In the US and globally, weak currencies also fan fears of higher import costs fanning domestic inflation. Meanwhile, strong currencies spur endless fretting, too. European nations now fret importing deflation and slow growth as their currencies strengthen.

But history shows stocks rarely react – regardless of the dollar or other currency’s strength or weakness. Since 1973, when the index measuring the US dollar against a trade-weighted currency basket begins, the greenback weakened in 18 years. Stocks fell with it just two times … and rose 16 times.

Now, that doesn’t mean a weak currency is automatically bullish. But it certainly isn’t bearish – and undercuts common “wisdom”. Conversely, the dollar strengthened during 33 years since 1973. US stocks rose with it 25 times and fell eight times.

All of this simply aligns with stocks’ average frequency of returns throughout history. There is no investing strategy to glean here.

No, history doesn’t repeat perfectly. But investing isn’t about certainty, ever. It is about probabilities. And history frames probabilities. If people say Thing X is bad for stocks, but X preceded good returns 70 per cent of the time, you absolutely know there is a high probability X isn’t bad.

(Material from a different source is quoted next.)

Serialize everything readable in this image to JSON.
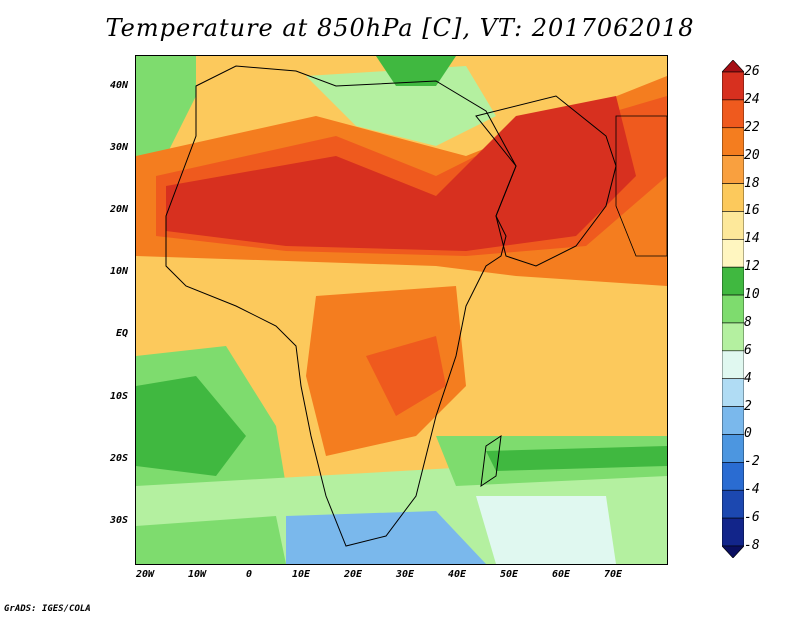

You can’t dismiss it, but you can study what else happened during the 30 per cent of history when X seemed bad. Maybe it was coincidence. Maybe you find Thing Z was also afoot, so you look at whenever Thing Z happened to see if it is reliably bad. If it is, and you can find a good, economically sound reason for why it would be bad, then you have precious information few others do. Another powerful edge to do better than others will.

Even simply proving popular claims aren’t true gets you well ahead. Markets pre-price widely known information, including popular beliefs and myths. When you can invest knowing common wisdom is wrong, opportunities abound to ride stocks’ positive surprise.